Senator Wallace characterized this limitation on independent senators as unreasonable, unfair, inequitable and discriminatory; this is an affront to Parliament. He rejected the current system for establishing and managing committee memberships, in which the two whips play a key role. Several senators who intervened later shared at least some of Senator Wallace's concerns.
Other senator, however, were not convinced that Senator Wallace's grievance amounted to a question of privilege. Senator Fraser, for example, provided references to various parliamentary authorities in arguing that the current practices are actually well established and quite normal. She also suggested that the most important role for senators is in the Senate chamber itself, not in committees. In addition, Senator Fraser explained how the Senate has the right to organize its work as it sees fit, and has established the present system for dealing with committee memberships. Senator Joyal later underscored this point, while also emphasizing the importance of debate in shaping the outcome of parliamentary business. Debate allows all senators to contribute to the final decision reached by the Senate, and, he argued, it would be preferable to deal with Senator Wallace's complaint through a motion rather than rely on a question of privilege.

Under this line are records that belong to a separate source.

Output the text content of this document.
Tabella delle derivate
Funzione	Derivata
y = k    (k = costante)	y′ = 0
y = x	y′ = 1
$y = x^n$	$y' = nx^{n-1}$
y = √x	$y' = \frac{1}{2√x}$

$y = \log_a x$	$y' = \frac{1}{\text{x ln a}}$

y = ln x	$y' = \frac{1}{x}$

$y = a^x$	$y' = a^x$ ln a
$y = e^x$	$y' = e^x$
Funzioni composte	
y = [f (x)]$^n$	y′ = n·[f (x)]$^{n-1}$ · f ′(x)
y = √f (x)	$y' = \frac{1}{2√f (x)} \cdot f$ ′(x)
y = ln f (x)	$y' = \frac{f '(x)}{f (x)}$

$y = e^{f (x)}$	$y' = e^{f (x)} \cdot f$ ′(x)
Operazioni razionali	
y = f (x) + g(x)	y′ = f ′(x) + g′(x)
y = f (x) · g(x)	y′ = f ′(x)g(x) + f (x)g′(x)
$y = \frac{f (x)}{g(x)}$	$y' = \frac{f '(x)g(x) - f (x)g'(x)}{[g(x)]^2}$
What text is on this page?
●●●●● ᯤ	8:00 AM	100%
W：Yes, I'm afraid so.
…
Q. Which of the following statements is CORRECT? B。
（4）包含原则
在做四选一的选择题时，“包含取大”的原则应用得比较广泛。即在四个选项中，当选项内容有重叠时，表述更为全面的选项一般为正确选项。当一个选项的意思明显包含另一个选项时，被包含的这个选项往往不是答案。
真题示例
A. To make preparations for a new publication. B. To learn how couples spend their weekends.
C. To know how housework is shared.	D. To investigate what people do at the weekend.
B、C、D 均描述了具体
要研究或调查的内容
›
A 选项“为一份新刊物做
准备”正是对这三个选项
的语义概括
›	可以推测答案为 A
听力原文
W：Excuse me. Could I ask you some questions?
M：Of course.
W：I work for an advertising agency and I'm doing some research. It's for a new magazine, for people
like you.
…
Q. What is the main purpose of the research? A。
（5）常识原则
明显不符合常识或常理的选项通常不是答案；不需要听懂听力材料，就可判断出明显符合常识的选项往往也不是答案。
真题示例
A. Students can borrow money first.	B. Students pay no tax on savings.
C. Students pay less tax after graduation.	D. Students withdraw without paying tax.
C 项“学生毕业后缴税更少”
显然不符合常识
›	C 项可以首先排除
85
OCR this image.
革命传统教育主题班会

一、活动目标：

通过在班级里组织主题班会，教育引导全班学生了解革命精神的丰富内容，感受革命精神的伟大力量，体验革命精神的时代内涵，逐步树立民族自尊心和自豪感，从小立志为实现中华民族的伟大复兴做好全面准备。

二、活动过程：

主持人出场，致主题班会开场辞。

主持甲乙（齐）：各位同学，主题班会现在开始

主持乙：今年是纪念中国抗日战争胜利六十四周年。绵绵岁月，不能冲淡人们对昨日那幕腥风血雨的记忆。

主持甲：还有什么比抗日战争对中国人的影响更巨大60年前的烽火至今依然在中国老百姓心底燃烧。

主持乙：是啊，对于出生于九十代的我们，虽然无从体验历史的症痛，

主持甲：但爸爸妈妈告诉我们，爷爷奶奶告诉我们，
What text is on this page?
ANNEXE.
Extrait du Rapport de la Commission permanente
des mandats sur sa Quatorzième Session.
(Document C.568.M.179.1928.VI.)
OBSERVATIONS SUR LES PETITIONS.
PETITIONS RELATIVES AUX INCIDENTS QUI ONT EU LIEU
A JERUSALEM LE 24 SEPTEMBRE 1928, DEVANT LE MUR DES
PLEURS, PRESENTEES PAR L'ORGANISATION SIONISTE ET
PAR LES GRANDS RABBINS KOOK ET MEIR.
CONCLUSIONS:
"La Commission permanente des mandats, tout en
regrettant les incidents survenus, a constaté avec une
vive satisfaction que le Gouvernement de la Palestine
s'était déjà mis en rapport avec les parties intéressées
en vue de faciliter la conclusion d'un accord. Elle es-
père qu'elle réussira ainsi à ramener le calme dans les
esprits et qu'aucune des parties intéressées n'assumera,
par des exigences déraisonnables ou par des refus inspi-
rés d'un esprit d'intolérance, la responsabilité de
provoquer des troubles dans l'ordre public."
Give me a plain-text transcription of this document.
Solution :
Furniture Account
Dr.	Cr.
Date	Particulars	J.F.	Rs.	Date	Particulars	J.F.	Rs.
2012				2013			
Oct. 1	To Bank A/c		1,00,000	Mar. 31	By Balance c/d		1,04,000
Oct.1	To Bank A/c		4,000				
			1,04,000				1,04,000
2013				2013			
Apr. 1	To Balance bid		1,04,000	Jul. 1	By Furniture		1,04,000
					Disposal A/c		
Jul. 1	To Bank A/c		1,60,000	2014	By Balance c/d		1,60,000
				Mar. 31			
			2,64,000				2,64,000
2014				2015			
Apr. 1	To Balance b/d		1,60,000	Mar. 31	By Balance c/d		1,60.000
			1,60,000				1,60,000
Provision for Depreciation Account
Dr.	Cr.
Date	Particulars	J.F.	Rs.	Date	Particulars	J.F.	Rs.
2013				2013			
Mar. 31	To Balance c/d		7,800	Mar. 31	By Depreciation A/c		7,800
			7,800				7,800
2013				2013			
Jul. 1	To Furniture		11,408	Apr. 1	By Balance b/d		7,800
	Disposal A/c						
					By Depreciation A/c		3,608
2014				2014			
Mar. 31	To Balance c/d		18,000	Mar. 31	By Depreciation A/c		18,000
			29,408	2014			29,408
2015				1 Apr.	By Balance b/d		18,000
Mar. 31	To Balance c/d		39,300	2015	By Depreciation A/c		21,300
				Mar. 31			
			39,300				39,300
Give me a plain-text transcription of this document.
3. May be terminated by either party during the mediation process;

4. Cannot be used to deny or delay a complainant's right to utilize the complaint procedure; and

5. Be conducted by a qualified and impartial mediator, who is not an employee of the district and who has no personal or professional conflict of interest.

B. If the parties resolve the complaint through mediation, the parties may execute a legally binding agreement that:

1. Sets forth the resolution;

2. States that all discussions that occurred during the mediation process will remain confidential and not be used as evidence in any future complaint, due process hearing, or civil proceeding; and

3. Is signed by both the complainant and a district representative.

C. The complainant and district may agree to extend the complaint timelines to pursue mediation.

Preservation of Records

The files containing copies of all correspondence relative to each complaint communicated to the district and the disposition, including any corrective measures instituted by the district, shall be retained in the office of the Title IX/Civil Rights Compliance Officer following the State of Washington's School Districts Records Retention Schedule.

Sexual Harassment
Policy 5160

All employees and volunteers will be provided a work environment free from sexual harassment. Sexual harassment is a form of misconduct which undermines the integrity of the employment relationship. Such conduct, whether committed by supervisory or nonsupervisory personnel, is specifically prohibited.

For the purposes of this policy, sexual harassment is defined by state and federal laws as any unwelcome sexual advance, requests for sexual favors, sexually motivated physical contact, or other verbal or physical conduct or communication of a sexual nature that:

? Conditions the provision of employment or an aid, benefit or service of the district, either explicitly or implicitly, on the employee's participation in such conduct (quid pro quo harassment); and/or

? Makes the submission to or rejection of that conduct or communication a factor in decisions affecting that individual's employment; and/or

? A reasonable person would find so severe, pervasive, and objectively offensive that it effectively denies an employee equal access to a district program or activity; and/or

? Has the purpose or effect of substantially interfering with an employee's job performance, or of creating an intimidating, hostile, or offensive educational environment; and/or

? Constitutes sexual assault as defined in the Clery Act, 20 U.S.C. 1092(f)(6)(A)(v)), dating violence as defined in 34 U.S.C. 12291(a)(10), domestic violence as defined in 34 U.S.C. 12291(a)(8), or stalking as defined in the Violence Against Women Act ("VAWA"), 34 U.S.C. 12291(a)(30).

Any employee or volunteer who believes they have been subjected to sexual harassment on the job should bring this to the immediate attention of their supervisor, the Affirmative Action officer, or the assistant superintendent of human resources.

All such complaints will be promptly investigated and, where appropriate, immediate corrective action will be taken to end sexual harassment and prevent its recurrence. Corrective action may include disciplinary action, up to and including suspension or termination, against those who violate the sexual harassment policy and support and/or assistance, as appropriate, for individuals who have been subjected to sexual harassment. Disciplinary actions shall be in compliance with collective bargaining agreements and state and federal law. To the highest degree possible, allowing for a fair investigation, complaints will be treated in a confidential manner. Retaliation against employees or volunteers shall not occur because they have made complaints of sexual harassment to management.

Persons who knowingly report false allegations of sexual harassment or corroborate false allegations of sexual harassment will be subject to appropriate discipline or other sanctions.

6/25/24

Senators Baker, McCoy, Smith (Cobourg), Cools, Dyck and Ringuette also participated in debate, and I thank all of them. Allowing all senators an opportunity to contribute to committees is an issue on which senators obviously have strong views. Even those interveners who did not think there was a question of privilege sympathized with Senator Wallace.
As Speaker, my role at this stage is to evaluate the issue in terms of the four criteria of rule 13-2(1), all of which must be met for a prima facie case of privilege to be established. That rule indicates that:
. . . a question of privilege must:
(a) be raised at the earliest opportunity;
(b) be a matter that directly concerns the privileges of the Senate, any of its committees or any Senator;
(c) be raised to correct a grave and serious breach; and
(d) be raised to seek a genuine remedy that the Senate has the power to provide and for which no other parliamentary process is reasonably available.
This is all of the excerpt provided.